🤖 AI Summary
This work addresses the challenge of enhancing large language models’ (LLMs) reasoning capabilities without external supervision. We propose Reinforcement Learning with Intrinsic Feedback (RLIF), a novel paradigm that leverages computable internal signals—such as token/trajectory entropy and self-certainty—as unsupervised reward proxies, augmented by weight interpolation analysis to diagnose model degradation. Theoretically, we establish partial equivalences among diverse intrinsic objectives for the first time. Empirically, RLIF substantially improves mathematical reasoning at the base-model stage—matching or even surpassing supervised RLVR—yet its gains vanish sharply after instruction tuning; intrinsic feedback yields negligible improvement on already-aligned models. This study provides critical empirical evidence and practical guidance on the effectiveness boundaries of intrinsic signals in LLM post-training.
📝 Abstract
Reinforcement learning has emerged as a powerful paradigm for post-training large language models (LLMs) to improve reasoning. Approaches like Reinforcement Learning from Human Feedback (RLHF) and Reinforcement Learning with Verifiable Rewards (RLVR) have shown strong results, but they require extensive external supervision. We investigate an alternative class of methods, Reinforcement Learning from Internal Feedback (RLIF), which relies solely on intrinsic model-derived signals instead of external rewards. In particular, we leverage unsupervised reward proxies such as token-level entropy, trajectory-level entropy, and self-certainty. Our theoretical analysis shows these internal objectives are partially equivalent, and we empirically evaluate various RLIF strategies on challenging math reasoning benchmarks. Experimental results demonstrate that RLIF can boost the reasoning performance of base LLMs at the beginning phase of the training, matching or surpassing RLVR techniques on these tasks.
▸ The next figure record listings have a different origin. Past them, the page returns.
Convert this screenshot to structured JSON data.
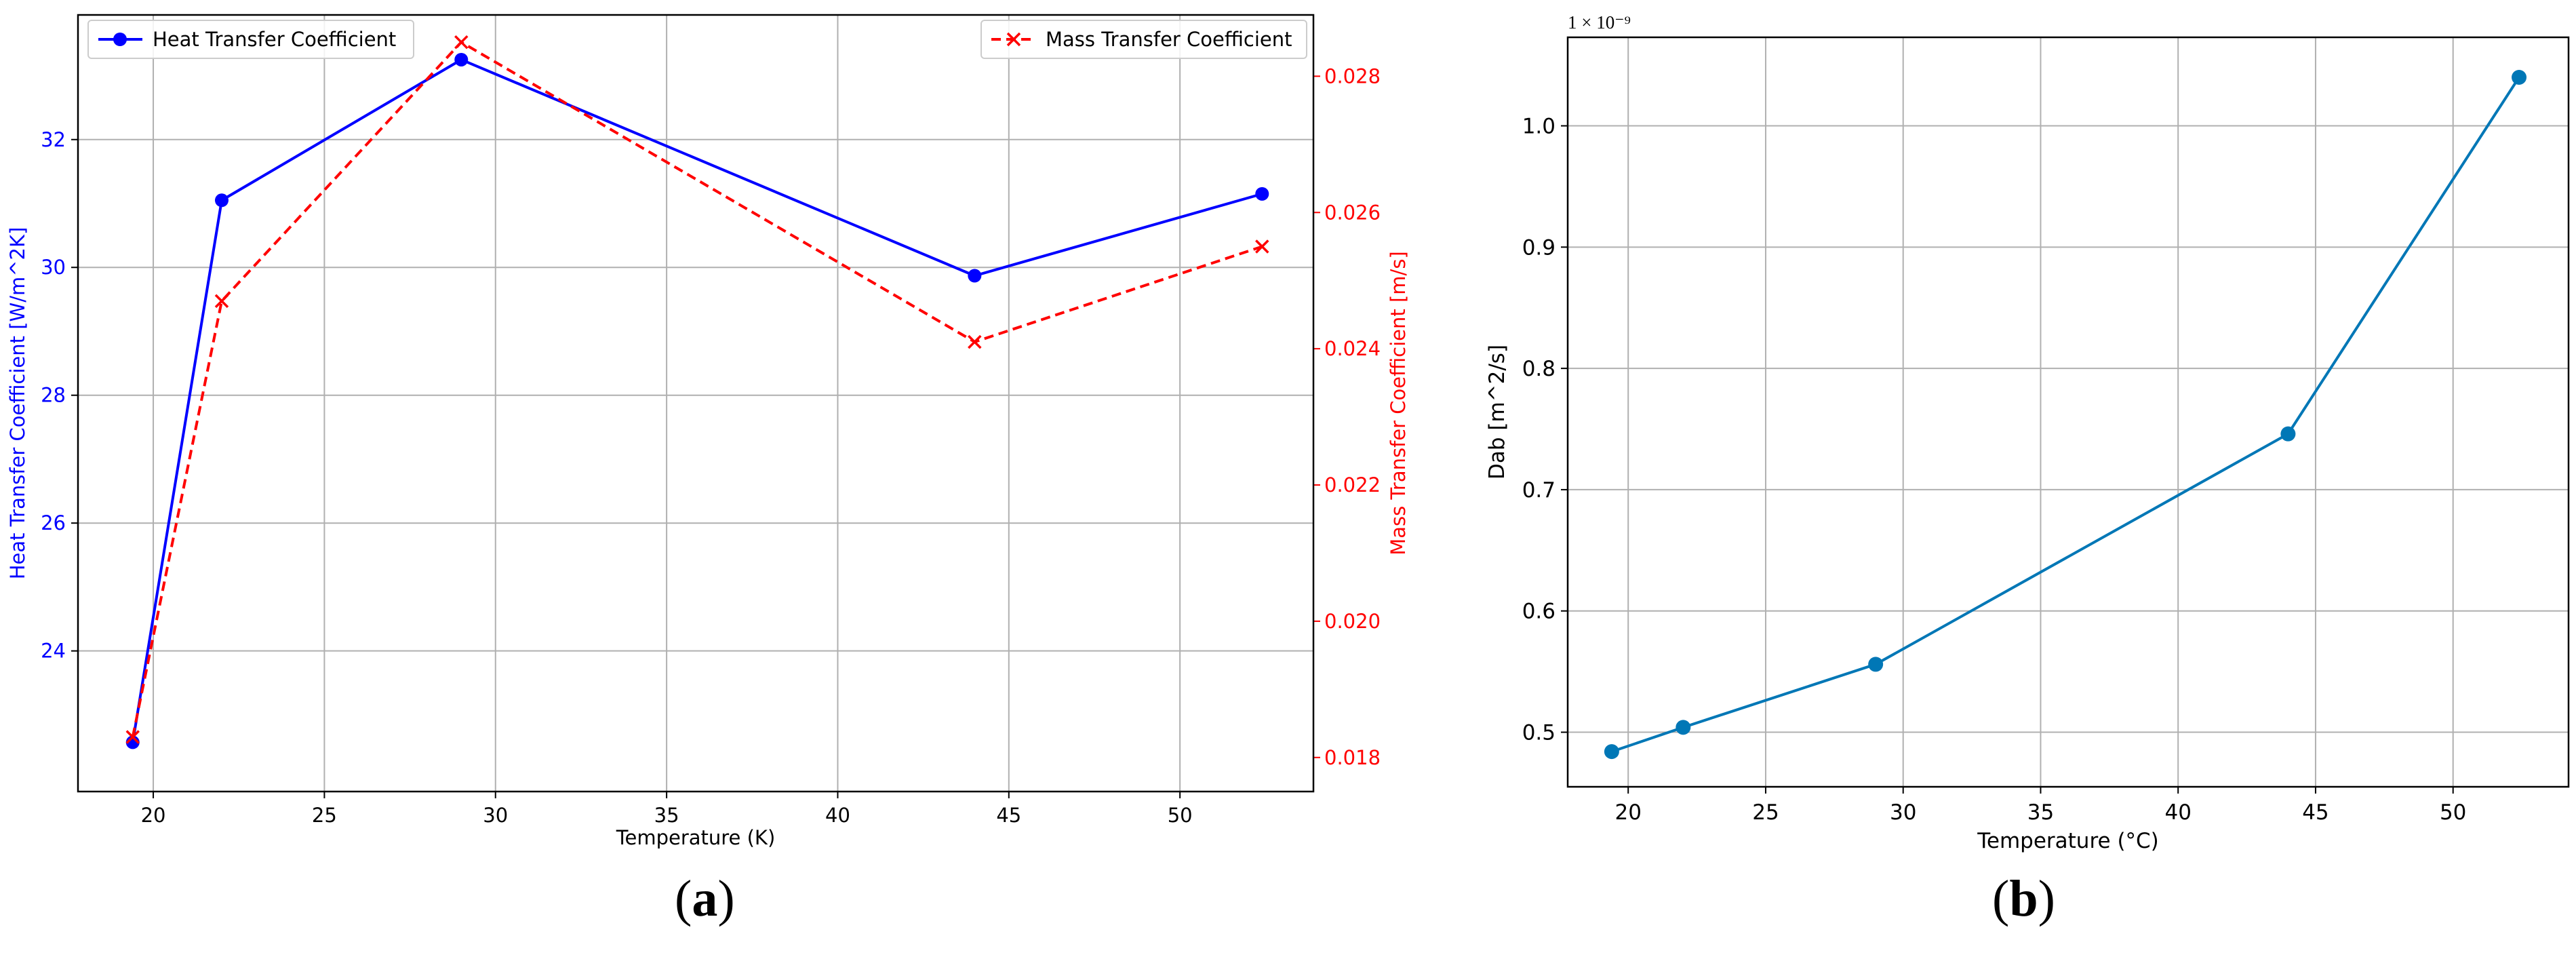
{
  "colors": {
    "heat": "#0000ff",
    "mass": "#ff0000",
    "dab": "#0077b6",
    "grid": "#b0b0b0",
    "axis": "#000000"
  },
  "chart_data": [
    {
      "type": "line",
      "panel_label": "a",
      "xlabel": "Temperature (K)",
      "ylabel": "Heat Transfer Coefficient [W/m^2K]",
      "y2label": "Mass Transfer Coefficient [m/s]",
      "xlim": [
        17.8,
        53.9
      ],
      "ylim": [
        21.8,
        33.95
      ],
      "y2lim": [
        0.0175,
        0.0289
      ],
      "xticks": [
        20,
        25,
        30,
        35,
        40,
        45,
        50
      ],
      "yticks": [
        24,
        26,
        28,
        30,
        32
      ],
      "y2ticks": [
        0.018,
        0.02,
        0.022,
        0.024,
        0.026,
        0.028
      ],
      "x": [
        19.4,
        22.0,
        29.0,
        44.0,
        52.4
      ],
      "grid": true,
      "series": [
        {
          "name": "Heat Transfer Coefficient",
          "axis": "left",
          "marker": "circle",
          "linestyle": "solid",
          "values": [
            22.57,
            31.05,
            33.25,
            29.87,
            31.15
          ]
        },
        {
          "name": "Mass Transfer Coefficient",
          "axis": "right",
          "marker": "x",
          "linestyle": "dashed",
          "values": [
            0.0183,
            0.0247,
            0.0285,
            0.0241,
            0.0255
          ]
        }
      ],
      "legend": [
        "top-left",
        "top-right"
      ]
    },
    {
      "type": "line",
      "panel_label": "b",
      "xlabel": "Temperature (°C)",
      "ylabel": "Dab [m^2/s]",
      "offset_text": "1 × 10⁻⁹",
      "xlim": [
        17.8,
        54.2
      ],
      "ylim": [
        0.455,
        1.073
      ],
      "xticks": [
        20,
        25,
        30,
        35,
        40,
        45,
        50
      ],
      "yticks": [
        0.5,
        0.6,
        0.7,
        0.8,
        0.9,
        1.0
      ],
      "x": [
        19.4,
        22.0,
        29.0,
        44.0,
        52.4
      ],
      "grid": true,
      "series": [
        {
          "marker": "circle",
          "linestyle": "solid",
          "values": [
            0.484,
            0.504,
            0.556,
            0.746,
            1.04
          ]
        }
      ]
    }
  ]
}
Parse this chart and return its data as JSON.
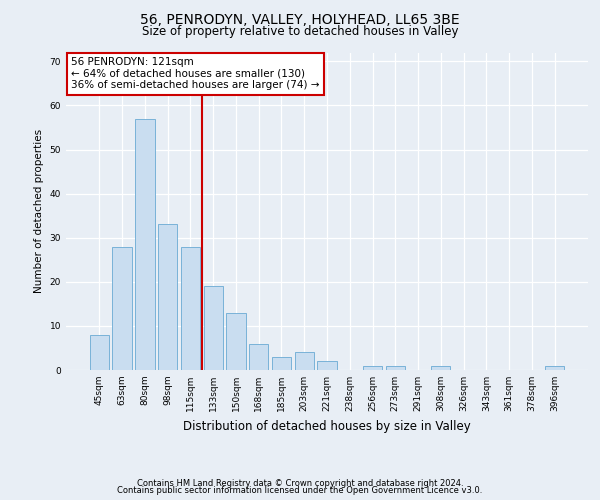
{
  "title": "56, PENRODYN, VALLEY, HOLYHEAD, LL65 3BE",
  "subtitle": "Size of property relative to detached houses in Valley",
  "xlabel": "Distribution of detached houses by size in Valley",
  "ylabel": "Number of detached properties",
  "bar_color": "#c9ddf0",
  "bar_edge_color": "#6aaad4",
  "categories": [
    "45sqm",
    "63sqm",
    "80sqm",
    "98sqm",
    "115sqm",
    "133sqm",
    "150sqm",
    "168sqm",
    "185sqm",
    "203sqm",
    "221sqm",
    "238sqm",
    "256sqm",
    "273sqm",
    "291sqm",
    "308sqm",
    "326sqm",
    "343sqm",
    "361sqm",
    "378sqm",
    "396sqm"
  ],
  "values": [
    8,
    28,
    57,
    33,
    28,
    19,
    13,
    6,
    3,
    4,
    2,
    0,
    1,
    1,
    0,
    1,
    0,
    0,
    0,
    0,
    1
  ],
  "ylim": [
    0,
    72
  ],
  "yticks": [
    0,
    10,
    20,
    30,
    40,
    50,
    60,
    70
  ],
  "annotation_text": "56 PENRODYN: 121sqm\n← 64% of detached houses are smaller (130)\n36% of semi-detached houses are larger (74) →",
  "vline_color": "#cc0000",
  "annotation_box_color": "#ffffff",
  "annotation_box_edge_color": "#cc0000",
  "footer1": "Contains HM Land Registry data © Crown copyright and database right 2024.",
  "footer2": "Contains public sector information licensed under the Open Government Licence v3.0.",
  "background_color": "#e8eef5",
  "grid_color": "#ffffff",
  "title_fontsize": 10,
  "subtitle_fontsize": 8.5,
  "ylabel_fontsize": 7.5,
  "xlabel_fontsize": 8.5,
  "tick_fontsize": 6.5,
  "annotation_fontsize": 7.5,
  "footer_fontsize": 6
}
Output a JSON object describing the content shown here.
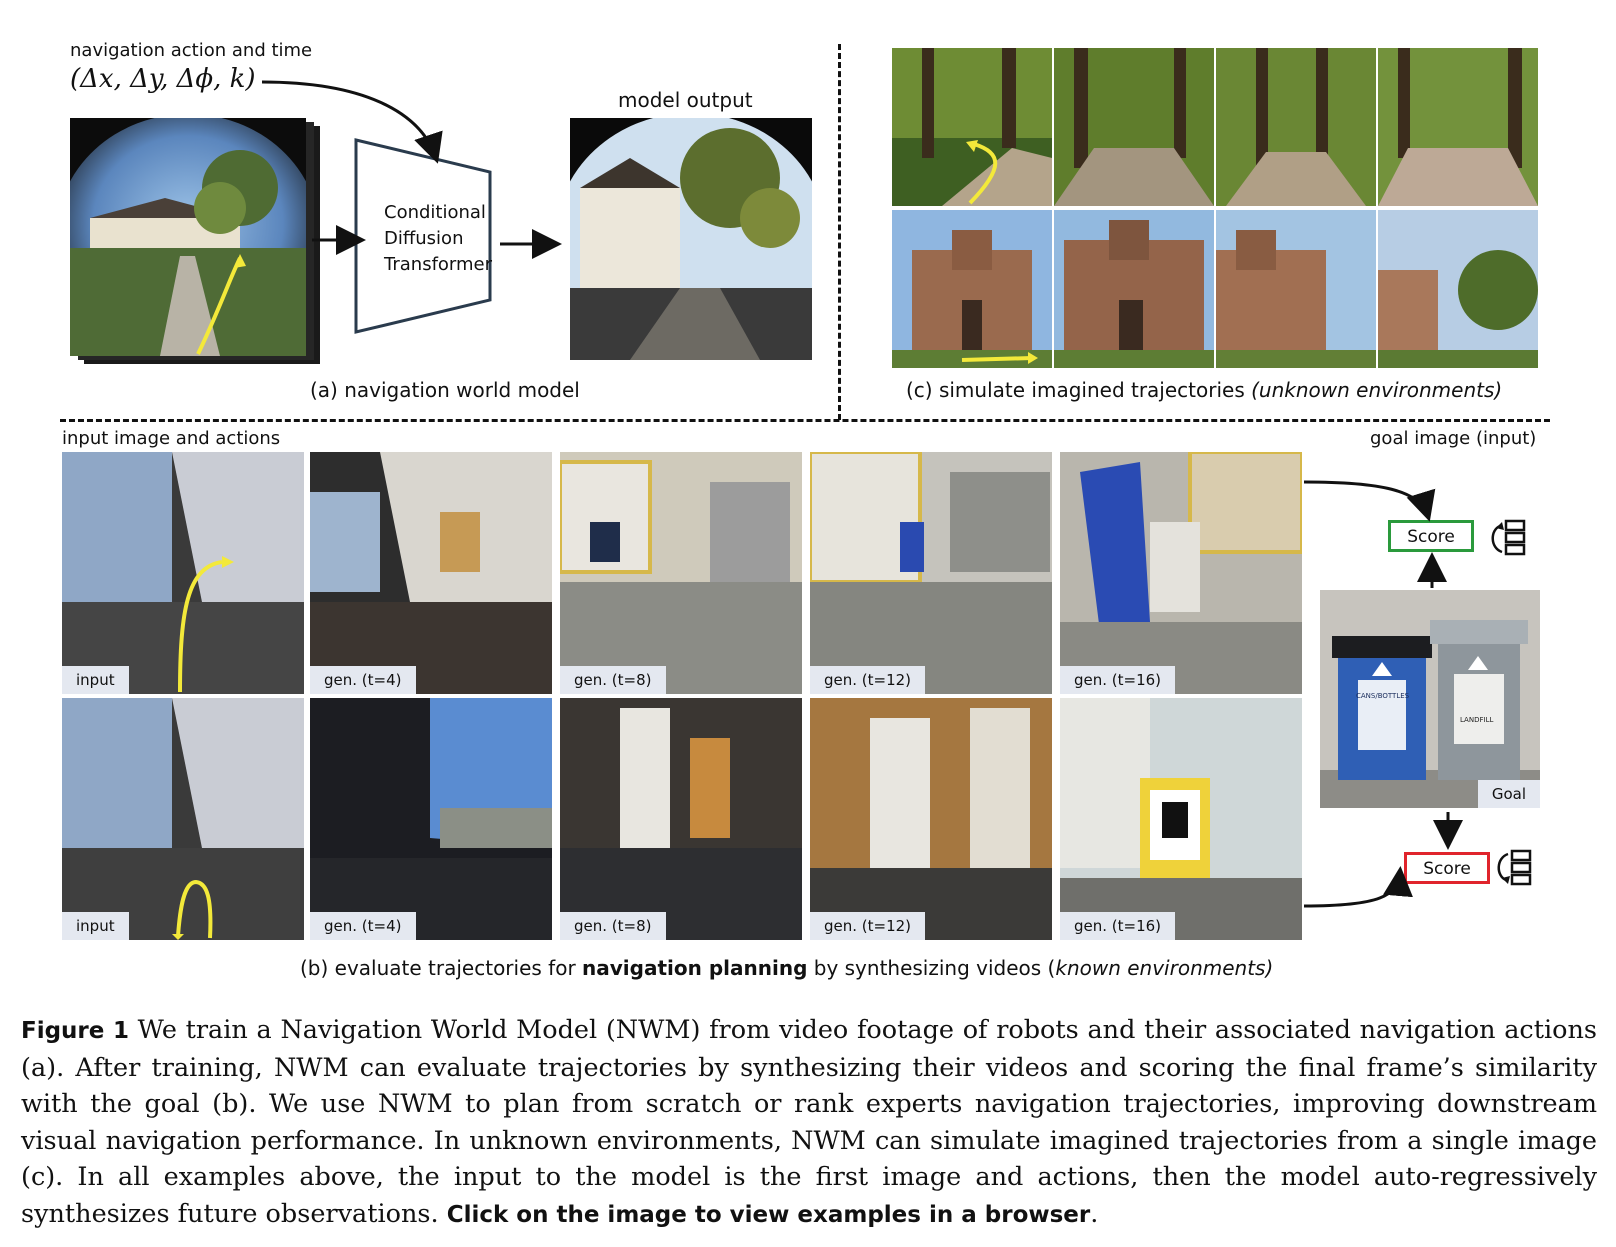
{
  "panel_a": {
    "action_label": "navigation action and time",
    "action_formula": "(Δx, Δy, Δϕ, k)",
    "model_box": [
      "Conditional",
      "Diffusion",
      "Transformer"
    ],
    "output_label": "model output",
    "caption": "(a) navigation world model"
  },
  "panel_c": {
    "caption_prefix": "(c) simulate imagined trajectories ",
    "caption_italic": "(unknown environments)"
  },
  "panel_b": {
    "input_header": "input image and actions",
    "goal_header": "goal image (input)",
    "row1_tags": [
      "input",
      "gen. (t=4)",
      "gen. (t=8)",
      "gen. (t=12)",
      "gen. (t=16)"
    ],
    "row2_tags": [
      "input",
      "gen. (t=4)",
      "gen. (t=8)",
      "gen. (t=12)",
      "gen. (t=16)"
    ],
    "goal_tag": "Goal",
    "score_good": "Score",
    "score_bad": "Score",
    "bin_left_label": "CANS/BOTTLES",
    "bin_right_label": "LANDFILL",
    "caption_a": "(b) evaluate trajectories  for ",
    "caption_bold": "navigation planning",
    "caption_b": " by synthesizing videos (",
    "caption_italic": "known environments)",
    "colors": {
      "good": "#2a9a3c",
      "bad": "#e0242c",
      "arrow": "#f3e93a"
    }
  },
  "figure_caption": {
    "label": "Figure 1",
    "text": " We train a Navigation World Model (NWM) from video footage of robots and their associated navigation actions (a). After training, NWM can evaluate trajectories by synthesizing their videos and scoring the final frame’s similarity with the goal (b). We use NWM to plan from scratch or rank experts navigation trajectories, improving downstream visual navigation performance. In unknown environments, NWM can simulate imagined trajectories from a single image (c). In all examples above, the input to the model is the first image and actions, then the model auto-regressively synthesizes future observations. ",
    "link_text": "Click on the image to view examples in a browser",
    "end": "."
  }
}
However, when training progresses, performance degrades even below the model before training. Moreover, we find that RLIF yields little improvement for instruction-tuned models, indicating diminishing returns of intrinsic feedback once an LLM is already instruction-tuned. We further analyze this limitation by mixing model weights and explain the reason of RLIF's training behaviors, providing practical guidelines for integrating internal feedback signals into LLM training. We hope our analysis of internal feedback will inform more principled and effective strategies for LLM post-training.